Recently, Mongolia has experienced epidemics of magnitude comparable to that of the meningitis belt. India and Nepal also had serious outbreaks in the mid-1990s.
For countries with high rates of endemic meningitis, such as those within the traditional meningitis belt, a rate of 15 cases per 100 000 per week in a given area, averaged over two consecutive weeks, appears to be a sensitive and specific predictor of epidemic disease in this area.

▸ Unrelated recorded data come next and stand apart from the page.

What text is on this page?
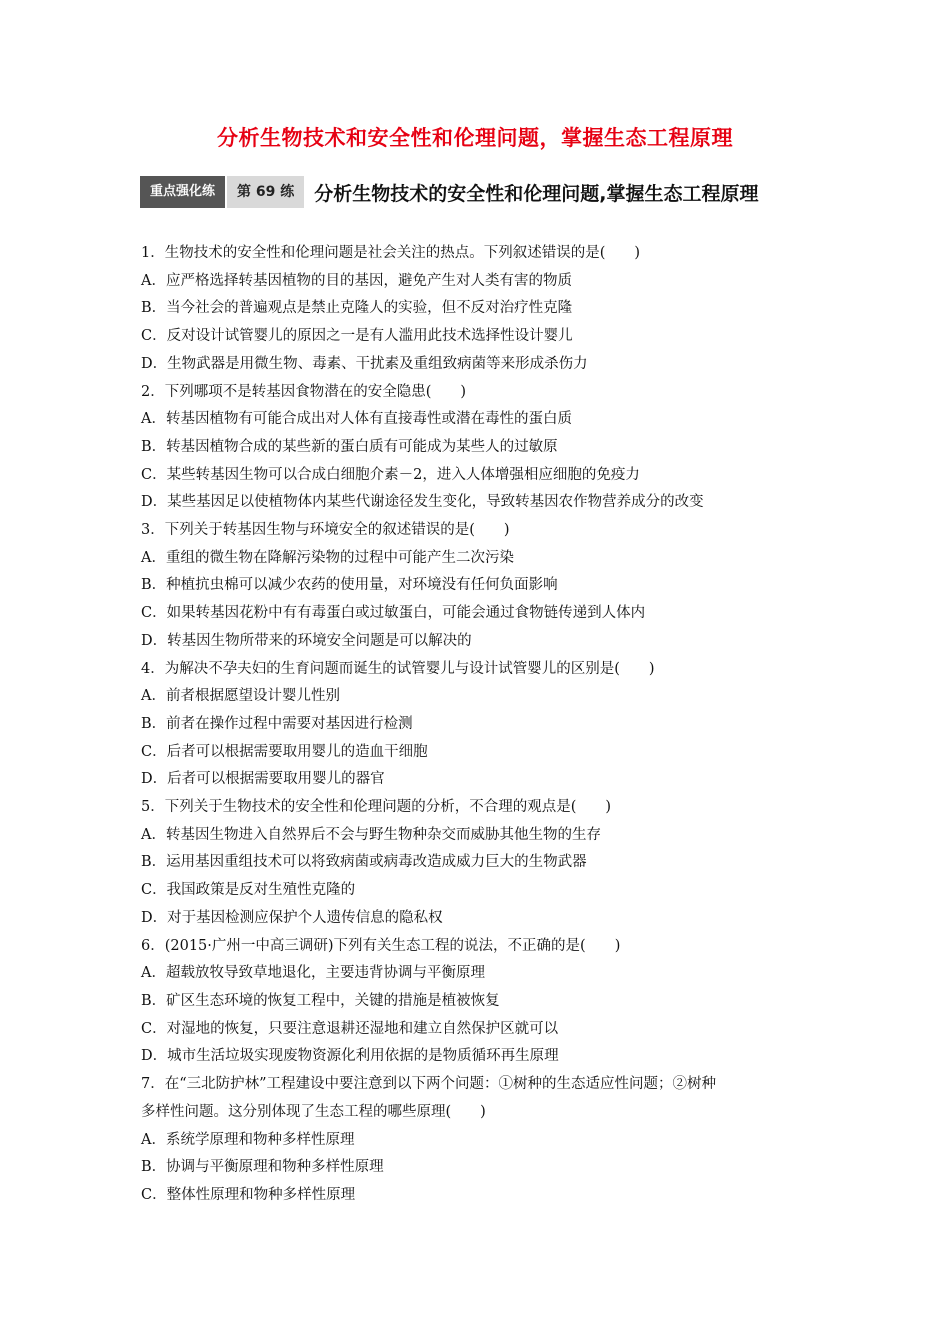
分析生物技术和安全性和伦理问题，掌握生态工程原理
重点强化练	第 69 练	分析生物技术的安全性和伦理问题,掌握生态工程原理
1．生物技术的安全性和伦理问题是社会关注的热点。下列叙述错误的是(　　)
A．应严格选择转基因植物的目的基因，避免产生对人类有害的物质
B．当今社会的普遍观点是禁止克隆人的实验，但不反对治疗性克隆
C．反对设计试管婴儿的原因之一是有人滥用此技术选择性设计婴儿
D．生物武器是用微生物、毒素、干扰素及重组致病菌等来形成杀伤力
2．下列哪项不是转基因食物潜在的安全隐患(　　)
A．转基因植物有可能合成出对人体有直接毒性或潜在毒性的蛋白质
B．转基因植物合成的某些新的蛋白质有可能成为某些人的过敏原
C．某些转基因生物可以合成白细胞介素－2，进入人体增强相应细胞的免疫力
D．某些基因足以使植物体内某些代谢途径发生变化，导致转基因农作物营养成分的改变
3．下列关于转基因生物与环境安全的叙述错误的是(　　)
A．重组的微生物在降解污染物的过程中可能产生二次污染
B．种植抗虫棉可以减少农药的使用量，对环境没有任何负面影响
C．如果转基因花粉中有有毒蛋白或过敏蛋白，可能会通过食物链传递到人体内
D．转基因生物所带来的环境安全问题是可以解决的
4．为解决不孕夫妇的生育问题而诞生的试管婴儿与设计试管婴儿的区别是(　　)
A．前者根据愿望设计婴儿性别
B．前者在操作过程中需要对基因进行检测
C．后者可以根据需要取用婴儿的造血干细胞
D．后者可以根据需要取用婴儿的器官
5．下列关于生物技术的安全性和伦理问题的分析，不合理的观点是(　　)
A．转基因生物进入自然界后不会与野生物种杂交而威胁其他生物的生存
B．运用基因重组技术可以将致病菌或病毒改造成威力巨大的生物武器
C．我国政策是反对生殖性克隆的
D．对于基因检测应保护个人遗传信息的隐私权
6．(2015·广州一中高三调研)下列有关生态工程的说法，不正确的是(　　)
A．超载放牧导致草地退化，主要违背协调与平衡原理
B．矿区生态环境的恢复工程中，关键的措施是植被恢复
C．对湿地的恢复，只要注意退耕还湿地和建立自然保护区就可以
D．城市生活垃圾实现废物资源化利用依据的是物质循环再生原理
7．在“三北防护林”工程建设中要注意到以下两个问题：①树种的生态适应性问题；②树种
多样性问题。这分别体现了生态工程的哪些原理(　　)
A．系统学原理和物种多样性原理
B．协调与平衡原理和物种多样性原理
C．整体性原理和物种多样性原理
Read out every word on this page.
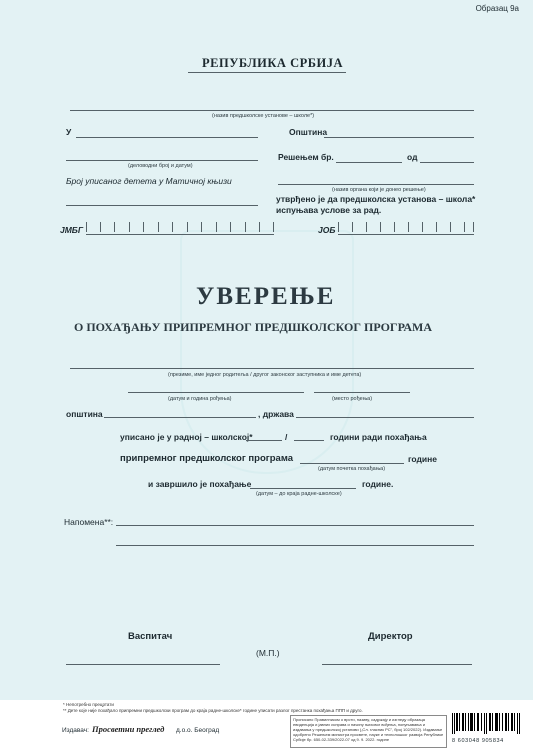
Образац 9а
РЕПУБЛИКА СРБИЈА
(назив предшколске установе – школе*)
У	Општина
(деловодни број и датум)
Решењем бр.	од
Број уписаног детета у Матичној књизи
(назив органа који је донео решење)
утврђено је да предшколска установа – школа*
испуњава услове за рад.
ЈМБГ	ЈОБ
УВЕРЕЊЕ
О ПОХАЂАЊУ ПРИПРЕМНОГ ПРЕДШКОЛСКОГ ПРОГРАМА
(презиме, име једног родитеља / другог законског заступника и име детета)
(датум и година рођења)	(место рођења)
општина	, држава
уписано је у радној – школској*	/	години ради похађања
припремног предшколског програма	године
(датум почетка похађања)
и завршило је похађање	године.
(датум – до краја радне-школске)
Напомена**:
Васпитач	Директор
(М.П.)
* Непотребно прецртати
** Дете које није похађало припремни предшколски програм до краја радне-школске* године уписати разлог престанка похађања ППП и друго.
Издавач: Просветни преглед д.о.о. Београд
Прописано Правилником о врсти, називу, садржају и изгледу образаца евиденција и јавних исправа и начину њиховог вођења, попуњавања и издавања у предшколској установи („Сл. гласник РС", број 102/2022). Издавање одобрено Решењем министра просвете, науке и технолошког развоја Републике Србије бр. 650-02-339/2022-07 од 9. 9. 2022. године	8 603048 905834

In areas where epidemic meningococcal disease is unusual, a three- to four-fold increase in cases compared with a similar time period in previous years may indicate an epidemic. Another potentially useful indicator of an emerging epidemic in areas outside the meningitis belt is a doubling of meningitis cases from one week to the next for a period of three weeks. This criterion may be used, for example, in countries where population data are not available, in refugee camps, and in closed communities.
Vaccines are currently available to prevent meningococcal meningitis caused by serogroups A, C, Y and W135, usually provided as bivalent A and C, or quadrivalent vaccines.
A single dose of group A vaccine protects those over one to two years of age. Data show that antibody levels rise within 7 to 10 days of vaccination. Children of three months to two years of age may benefit from a second dose, although the vaccine’s efficacy has not been proven for this age group. The duration of protection in adults is at least three years.
Group C vaccine has not been shown to be effective in children under two years old.
A single intramuscular injection of long-acting chloramphenicol in oil has been proved effective in meningococcal meningitis epidemics. If there is no clinical improvement after 24 to 48 hours, a second dose should be given. Penicillin, ampicillin, and chloramphenicol are also effective, but require multiple doses and, in severe cases, intravenous administration.